Sebelumnya, MK mengabulkan sebagian gugatan uji materi Undang-Undang Nomor 7 Tahun 2017 tentang Pemilihan Umum. Dengan putusan ini, mereka yang pernah menjabat sebagai kepala daerah bisa maju sebagai calon presiden dan wakil presiden.

MK mengubah syarat calon presiden dan calon wakil presiden dengan menambahkan frasa pada pasal 169 huruf q UU Pemilu menjadi: 'berusia paling rendah 40 tahun atau pernah/sedang menduduki jabatan yang dipilih melalui pemilihan umum termasuk kepala daerah'.

Anwar Usman Dilaporkan ke Mahkamah Etik

Para advokat yang tergabung dalam pergerakan advokat nusantara atau Perekat Nusantara bersama Tim Pembela Demokrasi Indonesia (TPDI) telah melaporkan dugaan pelanggaran kode etik dan perilaku hakim konstitusi oleh Ketua Mahkamah Anwar Usman. Laporan dilayangkan ke MK pada Rabu (18/10).  

Dalam laporannya, para advokat juga mengadukan 9 hakim MK lainnya ke Dewan Etik. Mereka menilai Anwar Usman seharusnya tidak ikut dalam memutus perkara terutama nomor 90/PPU-XXI/2023 karena materi yang diajukan dalam perkara berkaitan dengan langsung dengan Anwar. 

Perwakilan Adovat, Petrus Selestinus mengatakan dalam perkara yang diajukan Almas Tsaqibbiru RE pada 15 Agustus 2023 secara terang benderang menyebut nama Wali Kota Surakarta Gibran Rakabuming Raka yang merupakan putra Presiden Joko Widodo. Tak hanya itu, Gibran merupakan keponakan Anwar yang merupakan hakim terlapor. 

 Selain itu Anwar juga turut memutus uji materi yang diajukan Partai Solidaritas Indonesia dengan nomor perkara 29/PUU-XXI/2023 yang saat ini dipimpin oleh Kaesang Pangarep. Kaesang merupakan adik Gibran yang juga merupakan keponakan Anwar Usman.  

"Hal itu menyebabkan kedudukan hakim terlapor dalam konflik kepentingan, dalam benturan kepentingan atau oleh UU Kekuasaan Kehakiman disebut dengan “berkepentingan," ujar Petrus.

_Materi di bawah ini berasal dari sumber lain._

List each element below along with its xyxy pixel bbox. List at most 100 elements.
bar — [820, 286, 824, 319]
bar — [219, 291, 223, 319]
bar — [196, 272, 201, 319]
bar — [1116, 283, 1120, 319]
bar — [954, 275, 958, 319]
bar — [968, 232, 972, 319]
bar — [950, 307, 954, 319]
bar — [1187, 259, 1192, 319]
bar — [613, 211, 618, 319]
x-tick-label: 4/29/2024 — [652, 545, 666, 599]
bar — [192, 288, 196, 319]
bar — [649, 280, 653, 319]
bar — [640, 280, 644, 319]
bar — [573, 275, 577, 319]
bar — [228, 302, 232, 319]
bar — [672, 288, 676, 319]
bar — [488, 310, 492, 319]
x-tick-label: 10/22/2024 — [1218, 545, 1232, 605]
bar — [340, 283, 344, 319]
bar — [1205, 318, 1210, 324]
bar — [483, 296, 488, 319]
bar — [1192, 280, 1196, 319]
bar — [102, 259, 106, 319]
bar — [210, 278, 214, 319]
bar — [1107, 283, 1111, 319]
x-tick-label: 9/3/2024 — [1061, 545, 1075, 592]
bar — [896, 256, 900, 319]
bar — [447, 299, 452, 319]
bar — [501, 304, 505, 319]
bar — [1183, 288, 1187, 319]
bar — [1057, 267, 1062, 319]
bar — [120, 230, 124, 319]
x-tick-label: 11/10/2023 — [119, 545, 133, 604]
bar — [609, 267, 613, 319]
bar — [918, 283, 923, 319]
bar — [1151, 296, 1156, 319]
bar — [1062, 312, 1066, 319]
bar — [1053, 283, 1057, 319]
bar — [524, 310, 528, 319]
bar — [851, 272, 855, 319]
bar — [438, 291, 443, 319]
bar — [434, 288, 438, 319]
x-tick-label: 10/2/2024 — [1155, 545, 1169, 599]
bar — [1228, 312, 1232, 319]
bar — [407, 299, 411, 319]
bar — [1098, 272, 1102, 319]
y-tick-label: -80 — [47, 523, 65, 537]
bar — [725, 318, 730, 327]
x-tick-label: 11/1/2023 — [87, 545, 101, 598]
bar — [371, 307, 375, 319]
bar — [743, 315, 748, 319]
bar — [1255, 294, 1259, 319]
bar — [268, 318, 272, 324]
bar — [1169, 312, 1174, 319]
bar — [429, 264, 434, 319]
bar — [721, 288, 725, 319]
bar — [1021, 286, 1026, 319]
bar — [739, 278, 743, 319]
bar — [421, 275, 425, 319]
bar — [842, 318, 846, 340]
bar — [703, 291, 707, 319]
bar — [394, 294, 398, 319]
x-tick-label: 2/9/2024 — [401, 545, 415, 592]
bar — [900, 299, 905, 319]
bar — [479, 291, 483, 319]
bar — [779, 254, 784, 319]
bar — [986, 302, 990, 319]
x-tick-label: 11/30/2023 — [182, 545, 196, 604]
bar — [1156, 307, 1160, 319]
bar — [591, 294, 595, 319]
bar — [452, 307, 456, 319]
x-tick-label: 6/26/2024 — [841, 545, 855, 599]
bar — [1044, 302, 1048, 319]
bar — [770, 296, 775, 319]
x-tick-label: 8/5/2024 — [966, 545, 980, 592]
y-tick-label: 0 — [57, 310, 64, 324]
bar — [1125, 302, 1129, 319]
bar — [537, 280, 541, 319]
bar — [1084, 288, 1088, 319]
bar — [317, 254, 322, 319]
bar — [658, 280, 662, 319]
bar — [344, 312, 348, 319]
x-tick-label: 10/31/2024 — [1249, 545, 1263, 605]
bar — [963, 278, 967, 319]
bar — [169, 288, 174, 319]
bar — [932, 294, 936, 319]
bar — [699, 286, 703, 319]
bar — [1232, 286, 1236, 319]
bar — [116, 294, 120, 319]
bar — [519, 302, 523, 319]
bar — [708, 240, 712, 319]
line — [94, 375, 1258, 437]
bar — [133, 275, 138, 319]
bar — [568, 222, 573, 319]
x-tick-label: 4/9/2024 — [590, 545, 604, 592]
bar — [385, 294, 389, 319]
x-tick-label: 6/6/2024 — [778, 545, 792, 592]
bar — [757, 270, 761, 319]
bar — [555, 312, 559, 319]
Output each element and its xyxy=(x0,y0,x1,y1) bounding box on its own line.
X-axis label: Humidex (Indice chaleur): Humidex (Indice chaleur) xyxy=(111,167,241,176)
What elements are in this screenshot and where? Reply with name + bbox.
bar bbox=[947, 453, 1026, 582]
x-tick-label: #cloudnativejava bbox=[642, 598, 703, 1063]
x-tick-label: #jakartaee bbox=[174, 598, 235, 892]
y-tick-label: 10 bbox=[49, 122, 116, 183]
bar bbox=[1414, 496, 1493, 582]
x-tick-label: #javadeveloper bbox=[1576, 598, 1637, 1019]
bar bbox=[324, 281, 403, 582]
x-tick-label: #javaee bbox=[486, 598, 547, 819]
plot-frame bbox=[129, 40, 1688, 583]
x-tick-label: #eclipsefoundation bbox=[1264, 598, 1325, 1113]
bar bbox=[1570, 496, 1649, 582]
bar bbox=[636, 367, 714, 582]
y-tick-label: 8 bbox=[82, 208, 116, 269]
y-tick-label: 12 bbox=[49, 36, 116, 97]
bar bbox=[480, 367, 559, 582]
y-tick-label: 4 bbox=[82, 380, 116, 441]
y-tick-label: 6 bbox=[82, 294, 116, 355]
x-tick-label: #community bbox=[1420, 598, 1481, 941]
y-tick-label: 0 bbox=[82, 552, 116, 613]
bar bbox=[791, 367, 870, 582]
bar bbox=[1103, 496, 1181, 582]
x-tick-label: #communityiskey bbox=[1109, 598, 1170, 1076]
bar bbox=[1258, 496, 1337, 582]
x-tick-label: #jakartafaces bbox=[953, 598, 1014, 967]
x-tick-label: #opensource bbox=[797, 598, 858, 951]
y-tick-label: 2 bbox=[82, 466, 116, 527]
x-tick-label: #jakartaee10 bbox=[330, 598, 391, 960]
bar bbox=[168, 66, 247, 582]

Merujuk aturan dalam pasal 17 ayat (3), ayat (4), ayat (5) UU No. 48 Tahun 2009 tentang Kekuasaan Kehakiman. Usman seharusnya tidak ikut memutus dan mengundurkan diri perkara. Di sisi lain, Advokat juga mengkritik pemerintah dan DPR yang sejak kasus bergulir tidak mengkritik keterlibatan Anwar dalam sidang.